If you don’t have gluten-free English muffins handy, you can always create a circle out of a slice of gluten-free bread and toast it. I like to fry my eggs in English muffins rings so it comes out in a perfect circle. Spray your pan and the ring with a non-stick spray so the egg slips out easy. If you don’t have English muffin rings, wide-mouthed jar lid rings work well too. I also like to slightly poach my egg. After I crack the egg and the yolk, I add a small amount of water into the outer part of the fry and cover it with a lid during the cooking process.

Making a Perfect Egg in a Circle
Create a perfect egg for topping your English muffin by using an English muffin ring.

Spread a small amount of gluten-free hollandaise sauce on top of your toasted english muffin, then the egg, tomato and avocado. Finally top with the tangy-buttery hollandaise sauce and enjoy one delicious breakfast!

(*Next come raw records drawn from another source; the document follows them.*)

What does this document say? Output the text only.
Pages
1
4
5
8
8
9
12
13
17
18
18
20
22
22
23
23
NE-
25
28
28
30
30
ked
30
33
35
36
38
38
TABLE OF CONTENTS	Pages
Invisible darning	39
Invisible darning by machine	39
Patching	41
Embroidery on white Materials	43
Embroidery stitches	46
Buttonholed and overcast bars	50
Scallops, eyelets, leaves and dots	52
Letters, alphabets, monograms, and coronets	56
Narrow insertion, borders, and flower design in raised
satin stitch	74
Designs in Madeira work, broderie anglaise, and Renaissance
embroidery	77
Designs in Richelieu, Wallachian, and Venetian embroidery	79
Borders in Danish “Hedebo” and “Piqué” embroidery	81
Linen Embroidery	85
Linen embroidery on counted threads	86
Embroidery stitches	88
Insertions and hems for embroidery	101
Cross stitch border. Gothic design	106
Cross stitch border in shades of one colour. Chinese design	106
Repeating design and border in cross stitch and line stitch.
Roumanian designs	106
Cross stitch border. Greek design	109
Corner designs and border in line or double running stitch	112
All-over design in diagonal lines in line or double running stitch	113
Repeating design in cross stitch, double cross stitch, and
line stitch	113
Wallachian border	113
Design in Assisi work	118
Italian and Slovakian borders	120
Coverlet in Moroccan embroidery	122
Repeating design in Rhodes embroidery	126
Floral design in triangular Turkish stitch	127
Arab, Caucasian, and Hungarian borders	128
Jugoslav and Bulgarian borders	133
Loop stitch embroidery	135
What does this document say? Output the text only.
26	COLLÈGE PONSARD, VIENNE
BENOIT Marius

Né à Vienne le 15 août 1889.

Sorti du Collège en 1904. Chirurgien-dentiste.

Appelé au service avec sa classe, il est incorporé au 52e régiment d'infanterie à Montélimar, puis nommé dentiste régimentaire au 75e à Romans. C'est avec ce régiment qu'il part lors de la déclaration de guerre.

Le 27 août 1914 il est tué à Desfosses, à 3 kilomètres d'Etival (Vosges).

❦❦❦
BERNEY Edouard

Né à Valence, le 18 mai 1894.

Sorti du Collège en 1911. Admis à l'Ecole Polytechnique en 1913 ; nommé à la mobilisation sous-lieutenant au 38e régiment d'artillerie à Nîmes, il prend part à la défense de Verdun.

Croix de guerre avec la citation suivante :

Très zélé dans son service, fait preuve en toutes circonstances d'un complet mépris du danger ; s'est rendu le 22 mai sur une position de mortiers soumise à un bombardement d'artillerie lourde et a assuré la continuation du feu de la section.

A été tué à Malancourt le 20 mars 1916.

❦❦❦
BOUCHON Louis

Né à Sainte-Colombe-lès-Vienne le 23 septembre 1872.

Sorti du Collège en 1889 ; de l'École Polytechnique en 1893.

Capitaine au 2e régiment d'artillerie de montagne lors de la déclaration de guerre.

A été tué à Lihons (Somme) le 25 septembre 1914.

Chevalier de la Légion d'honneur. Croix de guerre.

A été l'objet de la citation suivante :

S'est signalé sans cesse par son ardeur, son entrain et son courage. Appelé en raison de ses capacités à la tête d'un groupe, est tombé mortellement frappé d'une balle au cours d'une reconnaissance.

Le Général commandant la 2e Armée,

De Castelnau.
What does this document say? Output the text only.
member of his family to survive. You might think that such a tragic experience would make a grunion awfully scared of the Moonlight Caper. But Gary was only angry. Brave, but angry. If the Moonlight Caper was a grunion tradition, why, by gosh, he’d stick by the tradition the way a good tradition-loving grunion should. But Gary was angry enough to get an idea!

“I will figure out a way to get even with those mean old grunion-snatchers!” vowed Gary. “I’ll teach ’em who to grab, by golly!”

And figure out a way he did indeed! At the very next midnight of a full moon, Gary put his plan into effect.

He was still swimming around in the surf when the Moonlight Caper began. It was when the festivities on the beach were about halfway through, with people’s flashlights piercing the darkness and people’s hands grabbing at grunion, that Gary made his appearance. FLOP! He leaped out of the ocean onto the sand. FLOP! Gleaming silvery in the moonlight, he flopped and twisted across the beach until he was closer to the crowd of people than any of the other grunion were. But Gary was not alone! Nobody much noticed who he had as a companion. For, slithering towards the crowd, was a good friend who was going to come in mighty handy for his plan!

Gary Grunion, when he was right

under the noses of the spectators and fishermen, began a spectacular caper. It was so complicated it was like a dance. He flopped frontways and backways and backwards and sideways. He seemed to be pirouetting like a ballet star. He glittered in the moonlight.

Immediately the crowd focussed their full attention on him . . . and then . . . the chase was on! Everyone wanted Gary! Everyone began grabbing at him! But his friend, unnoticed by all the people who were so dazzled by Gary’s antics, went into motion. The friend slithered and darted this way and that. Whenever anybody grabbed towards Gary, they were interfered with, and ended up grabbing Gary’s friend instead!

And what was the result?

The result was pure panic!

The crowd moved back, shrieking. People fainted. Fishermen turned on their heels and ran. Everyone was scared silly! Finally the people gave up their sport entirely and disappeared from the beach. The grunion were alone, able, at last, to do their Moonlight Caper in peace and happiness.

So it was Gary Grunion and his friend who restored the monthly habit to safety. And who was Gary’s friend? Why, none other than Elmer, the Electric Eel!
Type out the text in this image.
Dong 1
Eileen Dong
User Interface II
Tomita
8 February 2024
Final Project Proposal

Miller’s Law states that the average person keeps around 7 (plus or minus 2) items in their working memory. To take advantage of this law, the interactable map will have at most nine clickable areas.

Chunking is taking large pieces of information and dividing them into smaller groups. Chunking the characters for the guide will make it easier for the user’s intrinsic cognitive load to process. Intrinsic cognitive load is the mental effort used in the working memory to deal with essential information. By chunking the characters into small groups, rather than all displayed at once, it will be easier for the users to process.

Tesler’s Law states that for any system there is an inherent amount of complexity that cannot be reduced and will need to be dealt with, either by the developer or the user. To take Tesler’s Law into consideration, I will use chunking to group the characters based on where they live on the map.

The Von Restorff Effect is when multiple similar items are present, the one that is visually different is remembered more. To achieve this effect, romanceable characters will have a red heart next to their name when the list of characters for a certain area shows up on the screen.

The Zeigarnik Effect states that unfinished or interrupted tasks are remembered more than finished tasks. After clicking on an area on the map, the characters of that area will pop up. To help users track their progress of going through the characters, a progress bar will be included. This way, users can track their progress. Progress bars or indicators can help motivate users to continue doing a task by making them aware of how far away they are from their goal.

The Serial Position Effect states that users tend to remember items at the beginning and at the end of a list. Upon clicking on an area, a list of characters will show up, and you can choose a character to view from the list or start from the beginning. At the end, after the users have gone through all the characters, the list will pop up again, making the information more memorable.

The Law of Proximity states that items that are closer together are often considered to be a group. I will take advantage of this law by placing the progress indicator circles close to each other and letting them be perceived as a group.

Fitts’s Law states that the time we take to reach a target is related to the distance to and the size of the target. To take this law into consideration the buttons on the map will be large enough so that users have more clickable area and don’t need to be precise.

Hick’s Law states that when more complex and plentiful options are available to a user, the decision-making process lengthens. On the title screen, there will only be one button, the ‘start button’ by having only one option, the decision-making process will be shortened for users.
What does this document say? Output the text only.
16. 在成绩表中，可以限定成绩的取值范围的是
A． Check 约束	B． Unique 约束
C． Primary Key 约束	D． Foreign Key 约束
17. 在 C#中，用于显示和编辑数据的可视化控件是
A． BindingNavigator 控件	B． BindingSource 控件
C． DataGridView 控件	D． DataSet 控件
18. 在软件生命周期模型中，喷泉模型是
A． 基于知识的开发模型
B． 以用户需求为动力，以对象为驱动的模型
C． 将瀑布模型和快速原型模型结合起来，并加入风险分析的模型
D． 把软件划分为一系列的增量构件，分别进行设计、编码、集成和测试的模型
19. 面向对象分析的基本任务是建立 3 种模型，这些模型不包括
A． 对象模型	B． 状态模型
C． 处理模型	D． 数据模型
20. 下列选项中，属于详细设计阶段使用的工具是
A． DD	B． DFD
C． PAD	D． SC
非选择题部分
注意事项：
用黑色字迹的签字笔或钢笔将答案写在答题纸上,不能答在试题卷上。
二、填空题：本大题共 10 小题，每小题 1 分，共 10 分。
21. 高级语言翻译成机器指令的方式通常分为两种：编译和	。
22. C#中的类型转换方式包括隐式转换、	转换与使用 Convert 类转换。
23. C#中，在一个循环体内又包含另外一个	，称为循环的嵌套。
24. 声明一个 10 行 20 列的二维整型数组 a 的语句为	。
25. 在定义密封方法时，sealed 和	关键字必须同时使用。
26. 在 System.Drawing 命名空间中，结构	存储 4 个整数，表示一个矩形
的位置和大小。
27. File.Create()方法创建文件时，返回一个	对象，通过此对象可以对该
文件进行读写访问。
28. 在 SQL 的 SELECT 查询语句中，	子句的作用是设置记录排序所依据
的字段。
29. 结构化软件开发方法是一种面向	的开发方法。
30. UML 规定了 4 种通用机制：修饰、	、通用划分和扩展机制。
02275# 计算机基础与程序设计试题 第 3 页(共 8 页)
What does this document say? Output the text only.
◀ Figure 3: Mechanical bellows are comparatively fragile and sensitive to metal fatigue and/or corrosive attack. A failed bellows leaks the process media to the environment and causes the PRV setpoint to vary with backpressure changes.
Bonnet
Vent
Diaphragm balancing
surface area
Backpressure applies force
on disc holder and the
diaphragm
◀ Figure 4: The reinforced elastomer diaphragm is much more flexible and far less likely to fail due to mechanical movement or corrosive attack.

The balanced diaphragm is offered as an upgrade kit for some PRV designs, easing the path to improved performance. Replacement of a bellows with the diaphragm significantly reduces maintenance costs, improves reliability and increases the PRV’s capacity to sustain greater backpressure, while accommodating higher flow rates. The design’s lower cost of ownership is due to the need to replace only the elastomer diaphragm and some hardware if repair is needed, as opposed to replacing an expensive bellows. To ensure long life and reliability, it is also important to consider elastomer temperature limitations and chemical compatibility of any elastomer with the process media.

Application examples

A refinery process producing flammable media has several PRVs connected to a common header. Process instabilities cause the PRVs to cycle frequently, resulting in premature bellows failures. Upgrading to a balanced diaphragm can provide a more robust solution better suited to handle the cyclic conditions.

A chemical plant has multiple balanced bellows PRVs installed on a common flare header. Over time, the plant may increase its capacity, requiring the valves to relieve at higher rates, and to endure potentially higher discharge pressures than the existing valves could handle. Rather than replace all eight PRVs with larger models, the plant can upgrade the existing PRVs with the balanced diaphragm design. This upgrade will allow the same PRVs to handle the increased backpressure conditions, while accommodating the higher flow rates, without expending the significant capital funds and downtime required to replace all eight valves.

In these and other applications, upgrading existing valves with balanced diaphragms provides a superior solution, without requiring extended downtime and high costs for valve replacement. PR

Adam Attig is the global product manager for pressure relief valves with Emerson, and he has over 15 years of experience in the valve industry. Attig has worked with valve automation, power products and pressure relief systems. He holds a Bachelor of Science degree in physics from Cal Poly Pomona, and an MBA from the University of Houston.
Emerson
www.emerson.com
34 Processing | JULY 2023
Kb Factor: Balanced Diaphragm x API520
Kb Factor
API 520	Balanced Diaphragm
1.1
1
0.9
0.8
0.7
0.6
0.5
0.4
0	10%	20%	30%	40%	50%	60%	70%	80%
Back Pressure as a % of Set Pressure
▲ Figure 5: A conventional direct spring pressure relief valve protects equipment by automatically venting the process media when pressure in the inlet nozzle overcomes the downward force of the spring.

Tomato-Avocado Eggs Benedict

Serves 4
Prep time 15 minutes
Cook time 15 minutes
Total time 30 minutes
Dietary Gluten-free
Meal type Breakfast
Tomato-Avocado Eggs Benedict- a fresh twist on an old favorite. Covered in a gluten-free lemon buttery hollandaise sauce, this is one tasty breakfast dish!


Hollandaise Sauce

  • 4 Large egg yolks
  • 1 tablespoon lemon juice (freshly squeezed)
  • 1/2 cup unsalted butter
  • pinch cayenne pepper
  • pinch salt

Eggs Benedict

  • 4 Large eggs
  • 1 Large tomato
  • 1 Medium avocado (firm but ripe)
  • 2 gluten-free English muffins (split to make four halves)
  • sea salt & cracked pepper (to taste)


Hollandaise Sauce
Step 1
Place egg yolks and lemon juice in a stainless steel bowl and whisk vigorously until mixture thickens and doubles in volume.
Step 2
Place egg mixture in a double boiler over simmering water. Do not let pan touch the water. whisk rapidly while slowly stirring in the melted butter. Do not allow the eggs to get too hot and scramble.
Step 3
Remove from heat and gently stir in cayenne pepper, salt and pepper. Cover and place in a warm spot until ready for use. If sauce thickens too much add a few drops of warm water and whisk.
Eggs Benedict
Step 4
Slice tomato and avocado 1/4" thick. Place on a cookie sheet and salt and pepper the top. Place under the broiler on low for approximately 10 minutes or until edges of avocado begin to turn slightly brown.
Step 5
In a large frying pan, crack each egg into a non-stick sprayed ring, (e.g. English muffin rings or wide-mouthed jar ring.) Slightly poach the eggs by placing a small amount of water into the frying pan and covering with a lid. Cook egg 1-3 minutes depending on preference of yolk.
Step 6
Cook English muffins in toaster until slightly brown and crisp.
Step 7
On a plate layer English muffin, small amount of hollandaise sauce, fried egg, tomato, avocado, and finish with hollandaise sauce.

I shared this recipe on the following blogs: ThisGalCooks, IShouldBeMoppingTheFloor, TheNewlyWedPilgrimage, Jamhands, AprilsHomemaking, MandysRecipeBox, RealFoodForager, PintSizedBaker, ChefInTraining, AtoZebraCelebrations, GlutenFreeHomemaker, LadyBehindtheCurtain, KellytheKitchenKop, AnyonitaNibbles, GingerSnapCrafts, ThisSillyGirlsLife, TheComfortsOfHome, SweetBellaRoos, Moonlight&MasonJars, SnippetsofInspiration


13 comments on “Tomato-Avocado Eggs Benedict”

  1. This looks delicious. I’ve never had Eggs Benedict in any form but will have to try your recipe. I’ve been looking for new things to use eggs with since we have 21 layers this year 🙂 Thanks for sharing on Clever Chicks Blog Hop.